7. Export for both analysis and publication¶

Export is not a cosmetic afterthought. It determines whether your figure survives manuscript preparation.

Why save both formats:

png is convenient for quick inspection, slides, and raster-based submissions
svg is better for vector editing, journal layout, and text sharpness

Why dpi=300 matters:

below this, labels and small symbols often degrade in print or PDF assembly

Why bbox_inches='tight' matters:

unnecessary margins complicate multi-panel composition

fig, ax = plt.subplots(figsize=(4, 4))
ax.plot([0, 1, 2], [1, 3, 2], lw=2)
ax.set_xlabel('Example x')
ax.set_ylabel('Example y')
ax.set_title('Export template')
save_figure_pair('figures/plotting/export_template')
plt.show()

../_images/0e8caa5a5a4c49174667e05123dfbbb27b04a1dad621a120d87decf5b5ca3c33.png

8. A practical checklist before you finalize a figure¶

Before a figure enters a manuscript, verify the following:

Biological meaning is clear: the plot answers one question well.
Category colors are stable: the same cell type is not recolored in another panel.
Colormap logic is correct: sequential for abundance, diverging for signed contrasts.
Text is readable: labels are not oversized, but they also do not disappear after export.
Panel geometry is consistent: similar figures use similar figure sizes.
Legends are under control: present when needed, suppressed when redundant.
Export is complete: both png and svg are saved with dpi=300.
The figure can stand alone: title, axis labels, and color interpretation are understandable without code.
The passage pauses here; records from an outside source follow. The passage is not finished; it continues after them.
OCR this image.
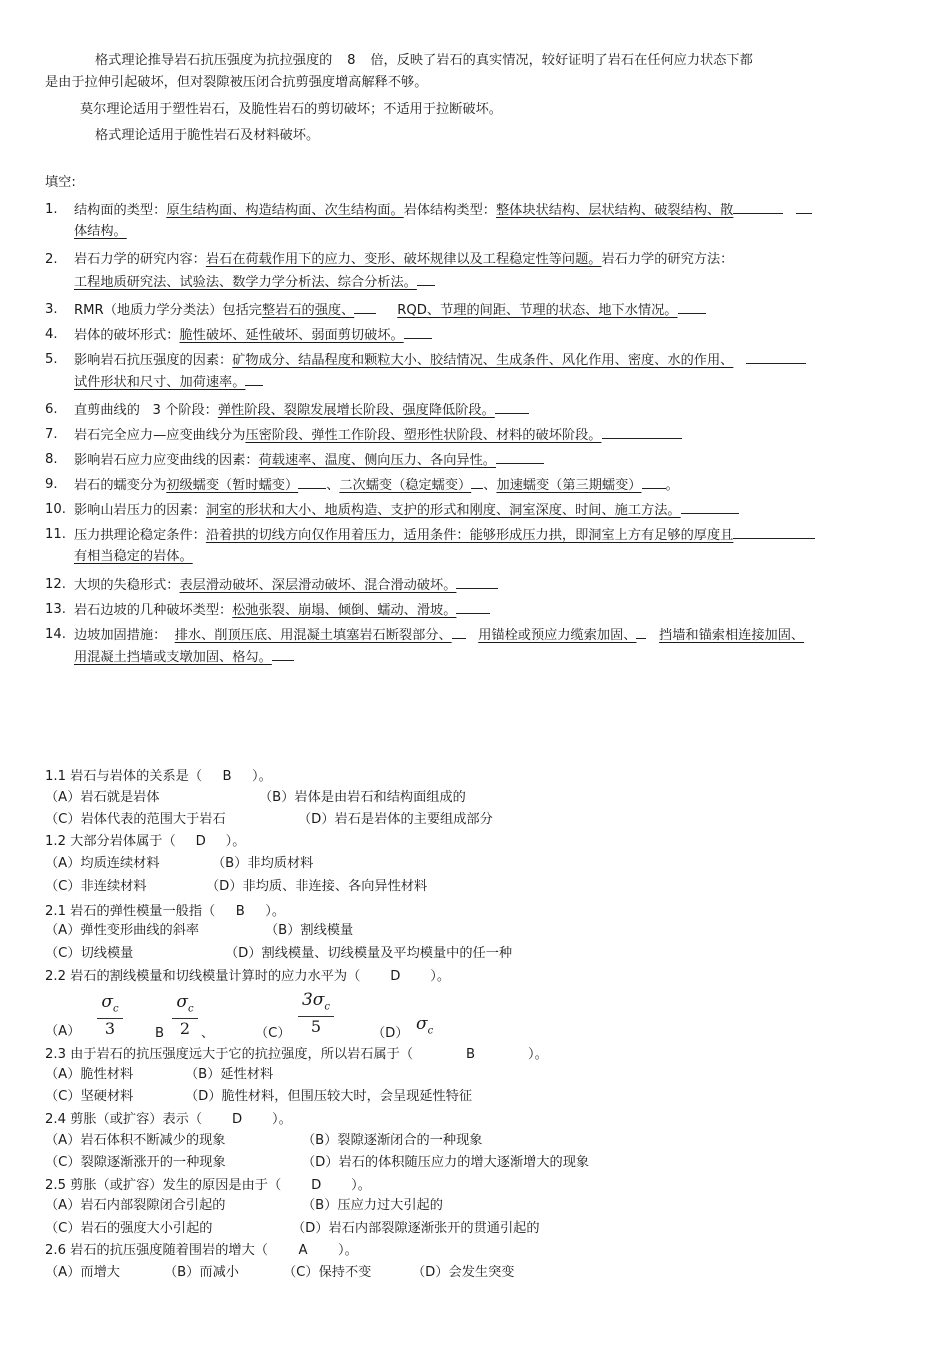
格式理论推导岩石抗压强度为抗拉强度的 8 倍，反映了岩石的真实情况，较好证明了岩石在任何应力状态下都
是由于拉伸引起破坏，但对裂隙被压闭合抗剪强度增高解释不够。
莫尔理论适用于塑性岩石，及脆性岩石的剪切破坏；不适用于拉断破坏。
格式理论适用于脆性岩石及材料破坏。
填空:
1. 结构面的类型：原生结构面、构造结构面、次生结构面。岩体结构类型：整体块状结构、层状结构、破裂结构、散
体结构。
2. 岩石力学的研究内容：岩石在荷载作用下的应力、变形、破坏规律以及工程稳定性等问题。岩石力学的研究方法：
工程地质研究法、试验法、数学力学分析法、综合分析法。
3. RMR（地质力学分类法）包括完整岩石的强度、	RQD、节理的间距、节理的状态、地下水情况。
4. 岩体的破坏形式：脆性破坏、延性破坏、弱面剪切破坏。
5. 影响岩石抗压强度的因素：矿物成分、结晶程度和颗粒大小、胶结情况、生成条件、风化作用、密度、水的作用、
试件形状和尺寸、加荷速率。
6. 直剪曲线的 3 个阶段：弹性阶段、裂隙发展增长阶段、强度降低阶段。
7. 岩石完全应力—应变曲线分为压密阶段、弹性工作阶段、塑形性状阶段、材料的破坏阶段。
8. 影响岩石应力应变曲线的因素：荷载速率、温度、侧向压力、各向异性。
9. 岩石的蠕变分为初级蠕变（暂时蠕变） 、二次蠕变（稳定蠕变） 、加速蠕变（第三期蠕变） 。
10. 影响山岩压力的因素：洞室的形状和大小、地质构造、支护的形式和刚度、洞室深度、时间、施工方法。
11. 压力拱理论稳定条件：沿着拱的切线方向仅作用着压力，适用条件：能够形成压力拱，即洞室上方有足够的厚度且
有相当稳定的岩体。
12. 大坝的失稳形式：表层滑动破坏、深层滑动破坏、混合滑动破坏。
13. 岩石边坡的几种破坏类型：松弛张裂、崩塌、倾倒、蠕动、滑坡。
14. 边坡加固措施： 排水、削顶压底、用混凝土填塞岩石断裂部分、 用锚栓或预应力缆索加固、 挡墙和锚索相连接加固、
用混凝土挡墙或支墩加固、格勾。
1.1 岩石与岩体的关系是（ B ）。
（A）岩石就是岩体	（B）岩体是由岩石和结构面组成的
（C）岩体代表的范围大于岩石	（D）岩石是岩体的主要组成部分
1.2 大部分岩体属于（ D ）。
（A）均质连续材料	（B）非均质材料
（C）非连续材料	（D）非均质、非连接、各向异性材料
2.1 岩石的弹性模量一般指（ B ）。
（A）弹性变形曲线的斜率	（B）割线模量
（C）切线模量	（D）割线模量、切线模量及平均模量中的任一种
2.2 岩石的割线模量和切线模量计算时的应力水平为（ D ）。
$(A) \frac{\sigma_c}{3}$ B $\frac{\sigma_c}{2}$ 、	$(C) \frac{3\sigma_c}{5}$	（D） $\sigma_c$
2.3 由于岩石的抗压强度远大于它的抗拉强度，所以岩石属于（	B	）。
（A）脆性材料	（B）延性材料
（C）坚硬材料	（D）脆性材料，但围压较大时，会呈现延性特征
2.4 剪胀（或扩容）表示（ D ）。
（A）岩石体积不断减少的现象	（B）裂隙逐渐闭合的一种现象
（C）裂隙逐渐涨开的一种现象	（D）岩石的体积随压应力的增大逐渐增大的现象
2.5 剪胀（或扩容）发生的原因是由于（ D ）。
（A）岩石内部裂隙闭合引起的	（B）压应力过大引起的
（C）岩石的强度大小引起的	（D）岩石内部裂隙逐渐张开的贯通引起的
2.6 岩石的抗压强度随着围岩的增大（ A ）。
（A）而增大	（B）而减小	（C）保持不变	（D）会发生突变
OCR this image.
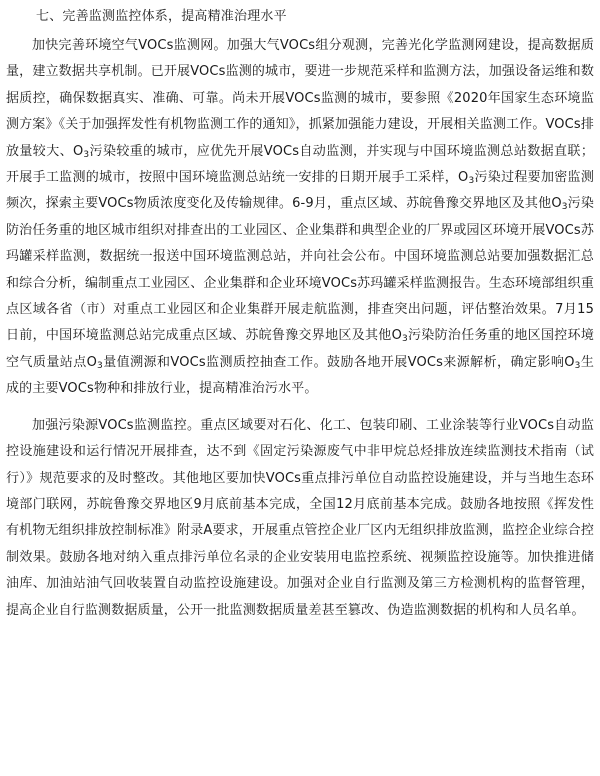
七、完善监测监控体系，提高精准治理水平

加快完善环境空气VOCs监测网。加强大气VOCs组分观测，完善光化学监测网建设，提高数据质量，建立数据共享机制。已开展VOCs监测的城市，要进一步规范采样和监测方法，加强设备运维和数据质控，确保数据真实、准确、可靠。尚未开展VOCs监测的城市，要参照《2020年国家生态环境监测方案》《关于加强挥发性有机物监测工作的通知》，抓紧加强能力建设，开展相关监测工作。VOCs排放量较大、$O_3$污染较重的城市，应优先开展VOCs自动监测，并实现与中国环境监测总站数据直联；开展手工监测的城市，按照中国环境监测总站统一安排的日期开展手工采样，$O_3$污染过程要加密监测频次，探索主要VOCs物质浓度变化及传输规律。6-9月，重点区域、苏皖鲁豫交界地区及其他$O_3$污染防治任务重的地区城市组织对排查出的工业园区、企业集群和典型企业的厂界或园区环境开展VOCs苏玛罐采样监测，数据统一报送中国环境监测总站，并向社会公布。中国环境监测总站要加强数据汇总和综合分析，编制重点工业园区、企业集群和企业环境VOCs苏玛罐采样监测报告。生态环境部组织重点区域各省（市）对重点工业园区和企业集群开展走航监测，排查突出问题，评估整治效果。7月15日前，中国环境监测总站完成重点区域、苏皖鲁豫交界地区及其他$O_3$污染防治任务重的地区国控环境空气质量站点$O_3$量值溯源和VOCs监测质控抽查工作。鼓励各地开展VOCs来源解析，确定影响$O_3$生成的主要VOCs物种和排放行业，提高精准治污水平。

加强污染源VOCs监测监控。重点区域要对石化、化工、包装印刷、工业涂装等行业VOCs自动监控设施建设和运行情况开展排查，达不到《固定污染源废气中非甲烷总烃排放连续监测技术指南（试行）》规范要求的及时整改。其他地区要加快VOCs重点排污单位自动监控设施建设，并与当地生态环境部门联网，苏皖鲁豫交界地区9月底前基本完成，全国12月底前基本完成。鼓励各地按照《挥发性有机物无组织排放控制标准》附录A要求，开展重点管控企业厂区内无组织排放监测，监控企业综合控制效果。鼓励各地对纳入重点排污单位名录的企业安装用电监控系统、视频监控设施等。加快推进储油库、加油站油气回收装置自动监控设施建设。加强对企业自行监测及第三方检测机构的监督管理，提高企业自行监测数据质量，公开一批监测数据质量差甚至篡改、伪造监测数据的机构和人员名单。
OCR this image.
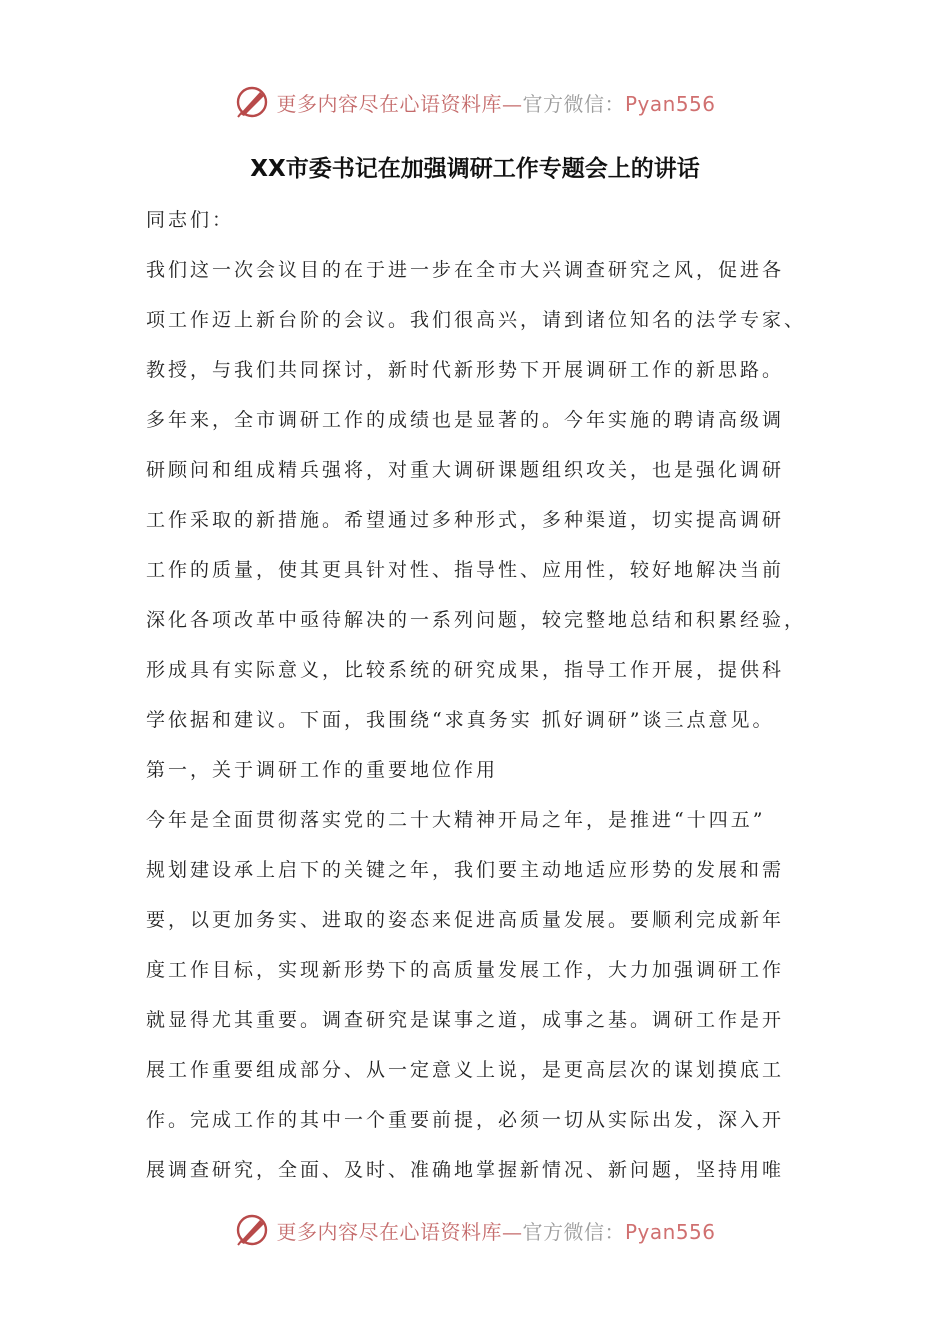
更多内容尽在心语资料库—官方微信：Pyan556
XX市委书记在加强调研工作专题会上的讲话
同志们：
我们这一次会议目的在于进一步在全市大兴调查研究之风，促进各
项工作迈上新台阶的会议。我们很高兴，请到诸位知名的法学专家、
教授，与我们共同探讨，新时代新形势下开展调研工作的新思路。
多年来，全市调研工作的成绩也是显著的。今年实施的聘请高级调
研顾问和组成精兵强将，对重大调研课题组织攻关，也是强化调研
工作采取的新措施。希望通过多种形式，多种渠道，切实提高调研
工作的质量，使其更具针对性、指导性、应用性，较好地解决当前
深化各项改革中亟待解决的一系列问题，较完整地总结和积累经验，
形成具有实际意义，比较系统的研究成果，指导工作开展，提供科
学依据和建议。下面，我围绕“求真务实 抓好调研”谈三点意见。
第一，关于调研工作的重要地位作用
今年是全面贯彻落实党的二十大精神开局之年，是推进“十四五”
规划建设承上启下的关键之年，我们要主动地适应形势的发展和需
要，以更加务实、进取的姿态来促进高质量发展。要顺利完成新年
度工作目标，实现新形势下的高质量发展工作，大力加强调研工作
就显得尤其重要。调查研究是谋事之道，成事之基。调研工作是开
展工作重要组成部分、从一定意义上说，是更高层次的谋划摸底工
作。完成工作的其中一个重要前提，必须一切从实际出发，深入开
展调查研究，全面、及时、准确地掌握新情况、新问题，坚持用唯
更多内容尽在心语资料库—官方微信：Pyan556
If a figure fails any of these checks, improve the figure before generating more figures.

Summary¶

A good scientific figure in omicverse is not defined by complexity. It is defined by consistency, semantic color usage, appropriate plot choice, and clean export.

A useful working order is:

define global style
fix categorical palettes
choose the correct continuous colormap
make the overview plot
make the evidence plot
export in paired formats

Once you standardize these steps, your plotting workflow becomes faster, more reproducible, and much easier to maintain across a full project.